Der Bundeskanzler fragte, was dann an Verhandlungsobjekten überhaupt noch übrigbliebe. Dann wäre es doch besser, jede Verhandlung mit der Sowjetunion über die Berlin-Frage abzulehnen. Das sei auch die Auffassung Frankreichs.

In meiner Antwort bedauerte ich, ihm mitteilen zu müssen, daß niemand in den Vereinigten Staaten eine rein negative Haltung der Bundesrepublik in diesem Sinne angesichts der bedrohlichen Situation in Berlin akzeptiert hätte. Ich hätte eindeutig den Eindruck gewonnen, daß die deutsche Einheit kein Ziel sei, für welches die Vereinigten Staaten wie auch die anderen NATO-Verbündeten bereit seien, vitale Opfer zu bringen oder sogar einen militärischen Einsatz zu wagen. Das gelte aber, so betonte ich, nicht für die Sicherung der Zufahrtswege nach West-Berlin und für den Schutz der Hoheitsrechte, welche die drei Westmächte in West-Berlin ausübten.

Was meinen Kontakt mit den jüdischen Persönlichkeiten anbelangte, so sei bemerkenswert, wie großes Verständnis eine Reihe der prominenten Mitglieder der Jewish Community für die Konsequenzen des 13. August für die ganze deutsche Entwicklung haben würde. Niemand habe sich aber für einen militärischen Einsatz der Vereinigten Staaten ausgesprochen. Das gelte natürlich in noch höherem Maße für die Intellektuellen, mit denen ich Kontakt gehabt hätte, die zum Teil für das deutsche Drängen auf eine Beseitigung der Mauer wenig Verständnis gehabt hätten.
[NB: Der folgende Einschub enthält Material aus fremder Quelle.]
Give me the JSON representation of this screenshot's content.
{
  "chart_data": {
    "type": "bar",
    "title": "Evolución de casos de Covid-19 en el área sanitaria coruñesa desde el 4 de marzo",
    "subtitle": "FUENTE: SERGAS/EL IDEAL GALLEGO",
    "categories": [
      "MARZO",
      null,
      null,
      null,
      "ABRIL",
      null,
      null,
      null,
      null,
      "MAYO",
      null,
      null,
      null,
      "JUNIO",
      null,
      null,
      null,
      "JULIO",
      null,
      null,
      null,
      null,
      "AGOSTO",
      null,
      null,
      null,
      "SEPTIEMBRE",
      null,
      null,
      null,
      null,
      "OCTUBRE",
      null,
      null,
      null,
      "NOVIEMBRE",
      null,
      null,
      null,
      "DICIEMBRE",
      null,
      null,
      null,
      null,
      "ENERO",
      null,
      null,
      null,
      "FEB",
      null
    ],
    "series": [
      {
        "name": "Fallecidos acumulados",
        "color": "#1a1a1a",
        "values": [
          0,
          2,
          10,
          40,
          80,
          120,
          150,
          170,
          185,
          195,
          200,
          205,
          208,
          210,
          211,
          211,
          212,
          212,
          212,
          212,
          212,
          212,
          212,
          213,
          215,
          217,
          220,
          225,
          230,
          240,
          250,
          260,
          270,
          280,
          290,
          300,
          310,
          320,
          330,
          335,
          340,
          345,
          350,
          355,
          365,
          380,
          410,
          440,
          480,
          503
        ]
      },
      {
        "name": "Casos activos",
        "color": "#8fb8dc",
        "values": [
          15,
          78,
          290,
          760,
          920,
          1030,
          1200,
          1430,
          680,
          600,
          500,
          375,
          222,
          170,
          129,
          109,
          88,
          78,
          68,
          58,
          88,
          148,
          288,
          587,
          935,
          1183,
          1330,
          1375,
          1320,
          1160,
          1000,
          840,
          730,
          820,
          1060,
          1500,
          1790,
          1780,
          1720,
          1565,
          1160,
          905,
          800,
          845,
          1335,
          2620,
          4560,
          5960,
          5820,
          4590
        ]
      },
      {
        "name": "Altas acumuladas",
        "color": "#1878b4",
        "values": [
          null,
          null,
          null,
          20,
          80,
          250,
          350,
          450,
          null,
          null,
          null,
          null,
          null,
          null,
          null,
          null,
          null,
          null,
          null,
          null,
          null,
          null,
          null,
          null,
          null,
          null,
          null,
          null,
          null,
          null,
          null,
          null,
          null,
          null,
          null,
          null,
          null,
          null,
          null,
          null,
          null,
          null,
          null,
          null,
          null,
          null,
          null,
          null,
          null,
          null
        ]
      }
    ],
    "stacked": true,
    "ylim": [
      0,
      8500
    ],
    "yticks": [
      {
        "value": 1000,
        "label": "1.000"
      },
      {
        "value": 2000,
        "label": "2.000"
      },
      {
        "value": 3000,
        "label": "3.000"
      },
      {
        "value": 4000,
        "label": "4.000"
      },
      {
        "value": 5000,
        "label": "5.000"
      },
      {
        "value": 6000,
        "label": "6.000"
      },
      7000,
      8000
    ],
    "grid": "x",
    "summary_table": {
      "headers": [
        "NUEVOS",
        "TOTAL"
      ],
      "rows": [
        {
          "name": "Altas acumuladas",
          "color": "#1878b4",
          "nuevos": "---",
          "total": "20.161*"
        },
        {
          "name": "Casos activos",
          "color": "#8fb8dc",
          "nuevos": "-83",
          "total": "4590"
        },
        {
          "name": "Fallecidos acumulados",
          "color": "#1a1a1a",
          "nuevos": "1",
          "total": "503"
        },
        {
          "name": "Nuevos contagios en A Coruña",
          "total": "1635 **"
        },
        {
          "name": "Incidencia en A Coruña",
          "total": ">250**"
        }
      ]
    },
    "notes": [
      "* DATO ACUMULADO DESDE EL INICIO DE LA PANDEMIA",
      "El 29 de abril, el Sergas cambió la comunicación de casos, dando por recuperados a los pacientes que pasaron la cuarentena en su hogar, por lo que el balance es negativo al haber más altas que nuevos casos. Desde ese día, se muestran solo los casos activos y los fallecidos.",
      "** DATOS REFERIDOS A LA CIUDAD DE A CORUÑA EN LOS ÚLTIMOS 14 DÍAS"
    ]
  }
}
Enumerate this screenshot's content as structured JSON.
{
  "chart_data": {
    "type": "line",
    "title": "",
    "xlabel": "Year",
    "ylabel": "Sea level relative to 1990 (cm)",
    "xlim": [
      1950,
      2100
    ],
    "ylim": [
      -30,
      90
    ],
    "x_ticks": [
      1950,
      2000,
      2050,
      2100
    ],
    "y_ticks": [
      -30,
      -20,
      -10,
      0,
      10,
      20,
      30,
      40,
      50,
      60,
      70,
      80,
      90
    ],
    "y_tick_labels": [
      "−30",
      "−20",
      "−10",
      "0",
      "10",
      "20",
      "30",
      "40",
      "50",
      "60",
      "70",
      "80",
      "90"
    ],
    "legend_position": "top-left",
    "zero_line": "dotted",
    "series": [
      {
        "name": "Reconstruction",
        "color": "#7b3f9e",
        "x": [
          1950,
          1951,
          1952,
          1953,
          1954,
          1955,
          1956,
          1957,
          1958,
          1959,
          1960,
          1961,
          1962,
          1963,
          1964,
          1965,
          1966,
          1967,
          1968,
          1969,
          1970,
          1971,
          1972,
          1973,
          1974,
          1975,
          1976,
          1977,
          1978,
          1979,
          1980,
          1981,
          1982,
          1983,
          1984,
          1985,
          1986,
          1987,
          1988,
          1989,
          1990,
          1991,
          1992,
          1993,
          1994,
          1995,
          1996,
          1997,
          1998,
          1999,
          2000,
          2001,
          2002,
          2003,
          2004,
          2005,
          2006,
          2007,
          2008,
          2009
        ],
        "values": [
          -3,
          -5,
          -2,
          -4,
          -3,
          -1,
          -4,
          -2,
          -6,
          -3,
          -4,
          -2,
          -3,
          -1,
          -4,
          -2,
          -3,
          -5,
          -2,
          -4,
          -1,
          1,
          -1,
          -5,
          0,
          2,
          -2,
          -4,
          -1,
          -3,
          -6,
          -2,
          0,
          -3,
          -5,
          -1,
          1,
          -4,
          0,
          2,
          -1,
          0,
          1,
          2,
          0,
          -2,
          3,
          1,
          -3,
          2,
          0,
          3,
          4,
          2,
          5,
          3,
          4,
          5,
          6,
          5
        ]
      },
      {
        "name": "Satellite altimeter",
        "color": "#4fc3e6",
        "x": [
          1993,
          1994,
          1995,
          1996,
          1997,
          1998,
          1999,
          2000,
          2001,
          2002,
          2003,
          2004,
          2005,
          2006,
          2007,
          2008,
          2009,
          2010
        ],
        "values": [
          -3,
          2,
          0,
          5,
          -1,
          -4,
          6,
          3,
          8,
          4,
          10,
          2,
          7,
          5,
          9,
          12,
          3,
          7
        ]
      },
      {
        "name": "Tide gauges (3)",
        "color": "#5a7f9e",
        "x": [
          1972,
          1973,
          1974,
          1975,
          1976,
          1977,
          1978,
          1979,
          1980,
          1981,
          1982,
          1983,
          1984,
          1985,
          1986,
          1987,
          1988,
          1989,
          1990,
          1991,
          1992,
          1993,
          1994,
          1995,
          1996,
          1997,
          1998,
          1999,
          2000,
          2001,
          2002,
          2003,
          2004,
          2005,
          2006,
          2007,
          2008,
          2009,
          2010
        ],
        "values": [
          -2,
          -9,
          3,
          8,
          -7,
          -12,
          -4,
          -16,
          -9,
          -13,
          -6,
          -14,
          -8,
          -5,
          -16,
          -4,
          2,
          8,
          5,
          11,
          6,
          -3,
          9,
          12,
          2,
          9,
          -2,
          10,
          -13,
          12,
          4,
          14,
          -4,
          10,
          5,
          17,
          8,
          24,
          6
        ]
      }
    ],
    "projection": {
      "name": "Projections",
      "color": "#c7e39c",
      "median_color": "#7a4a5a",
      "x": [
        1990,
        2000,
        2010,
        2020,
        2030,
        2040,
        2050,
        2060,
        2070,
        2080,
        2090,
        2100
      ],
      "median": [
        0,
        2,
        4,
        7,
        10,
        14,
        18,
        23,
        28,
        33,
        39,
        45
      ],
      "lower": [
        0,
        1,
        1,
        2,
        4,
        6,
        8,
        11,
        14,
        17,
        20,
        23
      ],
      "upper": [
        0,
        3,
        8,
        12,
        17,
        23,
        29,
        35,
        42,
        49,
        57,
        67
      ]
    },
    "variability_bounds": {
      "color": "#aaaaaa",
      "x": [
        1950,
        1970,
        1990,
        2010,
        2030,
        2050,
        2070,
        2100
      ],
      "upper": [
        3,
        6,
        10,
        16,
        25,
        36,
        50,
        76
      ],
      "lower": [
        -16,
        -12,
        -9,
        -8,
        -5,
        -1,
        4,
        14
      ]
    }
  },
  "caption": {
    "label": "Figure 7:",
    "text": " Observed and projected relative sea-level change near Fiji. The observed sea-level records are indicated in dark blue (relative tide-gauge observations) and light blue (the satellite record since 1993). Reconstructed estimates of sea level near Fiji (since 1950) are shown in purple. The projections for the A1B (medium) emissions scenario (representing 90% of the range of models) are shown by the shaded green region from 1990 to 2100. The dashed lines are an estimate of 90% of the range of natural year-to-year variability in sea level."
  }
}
Der Bundeskanzler erklärte mir, mein Bericht bestätige den Eindruck, den er in den letzten Wochen gewonnen hätte und den ihm auch der deutsche Botschafter in Washington vermittelt hätte. Die Chancen für eine Wiedervereinigung Deutschlands seien damit weiter verringert.

Dennoch gewann ich am Ende des Gesprächs den Eindruck, daß der Bundeskanzler inzwischen der amerikanischen Einstellung größeres Verständnis entgegenbrachte. Er erklärte mir abschließend, meine Darlegungen seien für sein unmittelbar bevorstehendes Gespräch mit Präsident Kennedy von erheblicher Bedeutung. Er werde die amerikanische Argumentation nochmals überdenken und bei seinem Besuch in Washington auf die wichtigsten Probleme zu sprechen kommen. 

Quelle: Konrad Adenauer 1876-1976. Hg. von Helmut Kohl in Zusammenarbeit mit der Konrad-Adenauer-Stiftung e.V. Stuttgart-Zürich 1976, S. 53-56.